Closer to your home, maybe you should visit Amsterdam, because you've obviously never been there. There's lots of people living there without a car, and the amount of car traffic in the city center is quite low.

This is true for Belgium as well, that traffic in the city center is essentially nonexistent (after 12h and the trucks delivering goods leave) in the major cities.

But living in these car-free zones is at least double as expensive as outside (and the more central, the easier it is to live car-free, the more expensive it is). It is also totally unrealistic to live there with a family, and if you want a job in center of Brussels and live in Mechelen (for example), you need a car. Train is barely doable and only if your employer is dead center brussels (e.g. Diegem, where "the internet lives", is not realistically reachable)
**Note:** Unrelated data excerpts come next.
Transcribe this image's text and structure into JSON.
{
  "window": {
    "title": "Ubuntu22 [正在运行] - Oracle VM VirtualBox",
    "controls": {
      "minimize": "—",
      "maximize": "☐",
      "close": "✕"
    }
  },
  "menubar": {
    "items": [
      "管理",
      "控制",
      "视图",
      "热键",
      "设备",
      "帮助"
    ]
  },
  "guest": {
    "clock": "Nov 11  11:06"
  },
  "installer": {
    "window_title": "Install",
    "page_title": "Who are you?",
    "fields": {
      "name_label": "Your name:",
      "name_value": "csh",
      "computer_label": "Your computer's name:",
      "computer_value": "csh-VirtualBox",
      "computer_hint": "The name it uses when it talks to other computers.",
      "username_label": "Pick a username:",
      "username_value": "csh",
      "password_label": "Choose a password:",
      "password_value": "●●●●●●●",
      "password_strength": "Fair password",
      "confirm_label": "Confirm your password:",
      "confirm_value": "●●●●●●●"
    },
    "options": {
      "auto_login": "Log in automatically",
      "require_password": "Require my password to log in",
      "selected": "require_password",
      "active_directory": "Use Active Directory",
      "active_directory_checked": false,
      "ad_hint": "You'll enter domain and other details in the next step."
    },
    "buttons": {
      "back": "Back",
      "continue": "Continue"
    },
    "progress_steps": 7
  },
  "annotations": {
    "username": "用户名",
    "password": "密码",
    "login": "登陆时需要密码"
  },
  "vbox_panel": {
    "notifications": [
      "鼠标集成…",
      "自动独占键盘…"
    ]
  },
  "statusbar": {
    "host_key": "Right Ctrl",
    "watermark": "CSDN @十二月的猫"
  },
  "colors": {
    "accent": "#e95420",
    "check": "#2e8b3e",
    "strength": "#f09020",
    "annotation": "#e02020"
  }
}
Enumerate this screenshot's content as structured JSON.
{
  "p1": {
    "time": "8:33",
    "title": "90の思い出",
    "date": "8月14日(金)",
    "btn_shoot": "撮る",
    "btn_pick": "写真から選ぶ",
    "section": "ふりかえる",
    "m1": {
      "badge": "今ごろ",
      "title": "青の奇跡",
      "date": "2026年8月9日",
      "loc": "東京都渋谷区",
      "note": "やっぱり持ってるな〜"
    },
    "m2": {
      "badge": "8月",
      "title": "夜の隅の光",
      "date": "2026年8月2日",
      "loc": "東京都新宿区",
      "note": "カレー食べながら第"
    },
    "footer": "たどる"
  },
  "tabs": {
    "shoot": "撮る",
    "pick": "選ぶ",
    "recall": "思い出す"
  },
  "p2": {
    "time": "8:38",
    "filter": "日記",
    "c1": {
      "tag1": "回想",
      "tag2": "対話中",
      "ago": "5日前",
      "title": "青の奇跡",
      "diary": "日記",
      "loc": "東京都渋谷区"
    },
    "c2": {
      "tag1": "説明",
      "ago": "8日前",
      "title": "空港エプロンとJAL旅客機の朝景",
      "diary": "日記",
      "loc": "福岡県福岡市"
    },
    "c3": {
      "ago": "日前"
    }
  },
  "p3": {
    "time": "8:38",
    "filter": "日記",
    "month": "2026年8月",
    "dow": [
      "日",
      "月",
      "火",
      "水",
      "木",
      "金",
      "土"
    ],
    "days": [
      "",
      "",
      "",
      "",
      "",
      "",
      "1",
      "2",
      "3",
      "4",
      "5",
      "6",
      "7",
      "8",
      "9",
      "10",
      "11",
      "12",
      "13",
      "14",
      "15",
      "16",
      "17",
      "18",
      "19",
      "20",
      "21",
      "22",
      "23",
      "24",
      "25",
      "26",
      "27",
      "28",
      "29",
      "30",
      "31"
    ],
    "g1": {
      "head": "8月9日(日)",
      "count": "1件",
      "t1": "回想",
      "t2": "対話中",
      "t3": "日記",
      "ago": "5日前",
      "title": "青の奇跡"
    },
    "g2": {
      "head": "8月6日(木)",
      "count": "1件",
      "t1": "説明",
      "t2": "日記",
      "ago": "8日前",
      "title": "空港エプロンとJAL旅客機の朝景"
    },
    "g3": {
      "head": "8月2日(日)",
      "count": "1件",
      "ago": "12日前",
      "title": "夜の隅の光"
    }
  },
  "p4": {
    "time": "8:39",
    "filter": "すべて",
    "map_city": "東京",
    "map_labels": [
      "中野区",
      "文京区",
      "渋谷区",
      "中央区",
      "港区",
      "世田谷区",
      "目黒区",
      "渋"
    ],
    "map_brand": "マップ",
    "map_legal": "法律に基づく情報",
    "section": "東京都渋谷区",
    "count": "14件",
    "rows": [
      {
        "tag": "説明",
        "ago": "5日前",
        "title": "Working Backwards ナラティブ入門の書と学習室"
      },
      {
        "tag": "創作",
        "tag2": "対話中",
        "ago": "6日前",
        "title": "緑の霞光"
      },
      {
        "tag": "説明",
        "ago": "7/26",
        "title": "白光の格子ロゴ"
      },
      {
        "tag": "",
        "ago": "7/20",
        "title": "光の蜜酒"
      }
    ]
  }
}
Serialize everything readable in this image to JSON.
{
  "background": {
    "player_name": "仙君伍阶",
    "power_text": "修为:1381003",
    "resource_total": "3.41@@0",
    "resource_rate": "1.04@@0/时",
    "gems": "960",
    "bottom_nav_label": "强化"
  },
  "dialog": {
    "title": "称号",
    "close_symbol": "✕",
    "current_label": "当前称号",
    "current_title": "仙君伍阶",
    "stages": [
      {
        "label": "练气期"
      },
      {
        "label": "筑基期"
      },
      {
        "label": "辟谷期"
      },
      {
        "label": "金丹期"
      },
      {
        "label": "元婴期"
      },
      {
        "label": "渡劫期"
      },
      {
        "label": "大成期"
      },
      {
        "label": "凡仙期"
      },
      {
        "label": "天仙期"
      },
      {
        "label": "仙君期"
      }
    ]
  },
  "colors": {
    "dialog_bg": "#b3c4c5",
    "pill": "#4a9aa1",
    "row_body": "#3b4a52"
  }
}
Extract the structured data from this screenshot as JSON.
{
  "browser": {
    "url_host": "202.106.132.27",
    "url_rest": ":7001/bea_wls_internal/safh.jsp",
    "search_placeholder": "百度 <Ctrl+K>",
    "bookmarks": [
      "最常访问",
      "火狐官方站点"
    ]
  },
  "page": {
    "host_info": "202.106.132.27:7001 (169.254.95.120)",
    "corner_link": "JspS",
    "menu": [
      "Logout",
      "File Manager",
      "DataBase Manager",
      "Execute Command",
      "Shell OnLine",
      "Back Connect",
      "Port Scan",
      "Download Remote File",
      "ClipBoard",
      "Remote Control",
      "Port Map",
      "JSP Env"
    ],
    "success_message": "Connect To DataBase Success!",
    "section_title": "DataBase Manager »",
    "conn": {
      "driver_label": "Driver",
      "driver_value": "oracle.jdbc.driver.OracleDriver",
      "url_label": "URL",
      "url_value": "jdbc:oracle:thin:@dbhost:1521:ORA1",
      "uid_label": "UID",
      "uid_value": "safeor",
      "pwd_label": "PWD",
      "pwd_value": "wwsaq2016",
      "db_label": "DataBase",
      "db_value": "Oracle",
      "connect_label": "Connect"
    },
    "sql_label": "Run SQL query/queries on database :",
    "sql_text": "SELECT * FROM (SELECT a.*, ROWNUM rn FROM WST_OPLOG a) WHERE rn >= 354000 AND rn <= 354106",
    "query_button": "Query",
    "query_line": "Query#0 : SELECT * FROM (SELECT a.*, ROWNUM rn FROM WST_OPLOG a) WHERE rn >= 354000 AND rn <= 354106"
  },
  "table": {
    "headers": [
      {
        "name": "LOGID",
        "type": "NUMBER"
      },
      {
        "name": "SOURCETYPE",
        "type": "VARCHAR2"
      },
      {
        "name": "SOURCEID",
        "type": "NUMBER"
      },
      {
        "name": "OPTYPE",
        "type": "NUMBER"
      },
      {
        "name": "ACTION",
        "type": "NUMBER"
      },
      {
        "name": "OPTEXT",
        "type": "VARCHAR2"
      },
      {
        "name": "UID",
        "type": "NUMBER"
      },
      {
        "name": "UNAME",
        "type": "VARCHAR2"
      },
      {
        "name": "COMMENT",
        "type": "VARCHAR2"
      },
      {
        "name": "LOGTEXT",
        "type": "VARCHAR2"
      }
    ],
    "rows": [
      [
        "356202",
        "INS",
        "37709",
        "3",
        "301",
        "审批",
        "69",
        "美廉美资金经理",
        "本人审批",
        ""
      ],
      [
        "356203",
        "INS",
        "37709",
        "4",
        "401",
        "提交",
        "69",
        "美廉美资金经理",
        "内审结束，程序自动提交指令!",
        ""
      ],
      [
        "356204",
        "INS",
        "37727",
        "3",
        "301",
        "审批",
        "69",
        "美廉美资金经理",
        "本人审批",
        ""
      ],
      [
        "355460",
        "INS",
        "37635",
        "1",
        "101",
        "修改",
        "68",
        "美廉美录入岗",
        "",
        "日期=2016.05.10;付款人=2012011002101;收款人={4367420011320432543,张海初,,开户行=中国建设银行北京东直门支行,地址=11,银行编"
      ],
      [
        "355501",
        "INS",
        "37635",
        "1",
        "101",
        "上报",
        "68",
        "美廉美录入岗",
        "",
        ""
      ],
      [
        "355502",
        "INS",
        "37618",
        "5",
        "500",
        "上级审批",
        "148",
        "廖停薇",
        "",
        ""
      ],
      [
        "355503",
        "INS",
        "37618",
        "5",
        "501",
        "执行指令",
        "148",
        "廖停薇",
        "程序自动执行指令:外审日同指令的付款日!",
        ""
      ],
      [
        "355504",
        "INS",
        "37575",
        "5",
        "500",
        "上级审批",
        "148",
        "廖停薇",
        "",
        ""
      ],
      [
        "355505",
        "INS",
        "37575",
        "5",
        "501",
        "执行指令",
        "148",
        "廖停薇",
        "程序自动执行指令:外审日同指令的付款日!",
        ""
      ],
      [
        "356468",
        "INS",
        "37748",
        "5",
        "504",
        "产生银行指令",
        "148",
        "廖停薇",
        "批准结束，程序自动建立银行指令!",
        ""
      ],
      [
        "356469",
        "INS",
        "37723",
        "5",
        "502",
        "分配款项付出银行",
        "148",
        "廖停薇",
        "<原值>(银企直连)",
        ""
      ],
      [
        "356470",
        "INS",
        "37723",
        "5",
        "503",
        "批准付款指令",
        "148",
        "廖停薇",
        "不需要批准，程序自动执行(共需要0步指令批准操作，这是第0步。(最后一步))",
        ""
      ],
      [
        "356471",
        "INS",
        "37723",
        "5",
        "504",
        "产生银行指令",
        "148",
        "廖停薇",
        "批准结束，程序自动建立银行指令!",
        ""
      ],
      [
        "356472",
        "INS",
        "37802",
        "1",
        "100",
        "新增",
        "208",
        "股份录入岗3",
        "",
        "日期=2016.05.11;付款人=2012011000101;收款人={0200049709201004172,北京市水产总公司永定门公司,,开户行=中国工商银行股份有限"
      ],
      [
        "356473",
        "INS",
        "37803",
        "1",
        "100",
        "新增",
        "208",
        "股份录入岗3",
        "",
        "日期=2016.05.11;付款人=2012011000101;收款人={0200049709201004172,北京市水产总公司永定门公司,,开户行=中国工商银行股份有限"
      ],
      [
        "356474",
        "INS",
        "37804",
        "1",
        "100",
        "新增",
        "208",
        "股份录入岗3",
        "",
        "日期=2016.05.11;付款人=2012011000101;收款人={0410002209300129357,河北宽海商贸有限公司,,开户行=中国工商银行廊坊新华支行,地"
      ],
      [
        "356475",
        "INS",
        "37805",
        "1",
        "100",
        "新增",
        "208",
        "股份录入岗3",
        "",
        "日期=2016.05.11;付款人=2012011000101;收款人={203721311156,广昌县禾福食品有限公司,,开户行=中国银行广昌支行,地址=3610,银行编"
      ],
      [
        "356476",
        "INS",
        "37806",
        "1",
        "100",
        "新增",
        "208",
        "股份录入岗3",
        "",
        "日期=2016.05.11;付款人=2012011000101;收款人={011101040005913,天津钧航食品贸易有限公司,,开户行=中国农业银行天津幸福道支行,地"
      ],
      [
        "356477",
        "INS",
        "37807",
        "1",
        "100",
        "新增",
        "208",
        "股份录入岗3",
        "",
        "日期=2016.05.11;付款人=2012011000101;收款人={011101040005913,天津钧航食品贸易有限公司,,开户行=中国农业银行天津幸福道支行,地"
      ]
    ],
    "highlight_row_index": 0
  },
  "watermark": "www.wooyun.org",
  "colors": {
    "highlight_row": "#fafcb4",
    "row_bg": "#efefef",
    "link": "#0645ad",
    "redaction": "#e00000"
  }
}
America isnt the Europe or Japan. Unfortunately things that work there do not work here. I would like that problem to be solved, but just saying "well they solved it" isnt the same as actually solving it.
And this is wrong. If you build proper mixed housing/commercial with local markets, bakery, park, coffee, restaurants, etc. You will end up reducing car use to what they are best for. But for this paradigm to exist, you need density. I lived in NA almost all my life (California, Pennsylvania, Montreal and Vancouver) and I am currently in Spain and let me tell you, density != cars.